Si, à l’origine, le métier de commerçant consiste à mettre en avant son métier (d’artisan-fabricant), autrement dit son savoir-faire, et à le proposer sous la forme d’un négoce agréable, force est de constater que l’organisation et les structures du commerce moderne ont rapidement vu apparaître – selon un principe d’industrialisation – de très gros joueurs qui étaient exclusivement des détaillants (et pas du tout des fabricants). Ces acteurs de poids ont tissé avec d’autres gros joueurs, industriels, producteurs ou fabricants, des liens privilégiés et affairistes. Les grandes chaînes de distribution ont dès lors contrôlé les marchés sur deux axes principaux : le choix (le volume) et le prix. La qualité et la relation client sont ainsi passées au second plan, ces rôles relevant dès lors du marketing.

Montesquieu 2.0

La belle affaire ! Les époques et les générations changent. Au mépris de modèles trop impersonnels, une forme de démocratie commerçante – personnalisation absolue de l’acte d’achat – permet soudain à chacun de choisir et de commander chez lui les articles de son choix, forçant ainsi les très gros joueurs à revoir la donne. Toute la donne. On inverse les pratiques. Du consommateur oublié, une mutation s’opère vers le client roi et maître (en apparence) des destinées du commerce.

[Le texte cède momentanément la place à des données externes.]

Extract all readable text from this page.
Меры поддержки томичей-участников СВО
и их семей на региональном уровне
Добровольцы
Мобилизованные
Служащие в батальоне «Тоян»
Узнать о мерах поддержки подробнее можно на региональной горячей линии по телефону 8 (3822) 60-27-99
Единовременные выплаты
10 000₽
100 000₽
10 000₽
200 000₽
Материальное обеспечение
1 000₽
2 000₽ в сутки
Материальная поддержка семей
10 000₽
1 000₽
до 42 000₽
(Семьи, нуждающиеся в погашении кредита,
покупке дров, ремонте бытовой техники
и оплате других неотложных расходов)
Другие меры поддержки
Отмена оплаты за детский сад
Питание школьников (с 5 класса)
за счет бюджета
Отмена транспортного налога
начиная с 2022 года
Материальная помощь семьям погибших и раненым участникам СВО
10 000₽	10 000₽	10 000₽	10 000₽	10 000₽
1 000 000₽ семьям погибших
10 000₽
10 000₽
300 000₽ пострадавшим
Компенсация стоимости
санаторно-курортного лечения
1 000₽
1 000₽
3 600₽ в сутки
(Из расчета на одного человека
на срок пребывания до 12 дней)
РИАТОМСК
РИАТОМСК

LIRE AUSSI : « Tout ce qu'Amazon ne fait pas... et ce que les bonzes du marketing ne vous diront pas »


Ce premier phénomène redonne au « petit » commerce un regain d’énergie. Les boutiques artisanales et spécialisées font florès. Pour le reste, il y a Internet. Des industries et des chaînes entières goûtent à la soupe amère que leur servent désormais les nouveaux consommateurs. Un dialogue inédit s’instaure, de multiples plateformes comprenant qu’il s’agit d’une variable indispensable de l’équation commerciale. Des robots – et parfois même de vrais êtres humains ! – nous parlent. Nous en sommes à peu près là. Acheter en ligne est un geste d’une facilité déconcertante. Ce n’est pas une tendance passagère mais un mouvement de fond. Et pas seulement pour les générations plus jeunes ou futures.

De philosophe à livreur

De quelques règles et préceptes édictés jadis par un esprit sage et éclairé, un homme de notre époque viendra saisir les lois et le sens. Le doux commerce passe aujourd’hui entre ses mains. Son rôle tout-puissant, personne ne l’avait anticipé. Il est pourtant évident : Jeff Bezos, le PDG d’Amazon, est un livreur.

Rien n’est parfait, rien n’est idéal. Ce modèle n’est pas aussi porteur d’échanges qu’on pourrait l’imaginer. Il n’est pas culturel. Il est transactionnel. Et à terme, avec le concours de ces nouveaux industriels que sont les géants du web, il risque même de nous acheminer vers le nivellement et la dépersonnalisation de notre propre culture.

Plus moyen de dormir en paix, monsieur le baron2 !


Notes

Catherine Larrère, philosophe et professeure émérite à l’Université Paris 1 Panthéon Sorbonne, a publié « Montesquieu et le “doux commerce” : un paradigme du libéralisme » dans cahiers d’histoire – revue d’histoire critique, n° 123, 2014, p. 21-38.

Charles-Louis de Secondat, baron de La Brède et de Montesquieu.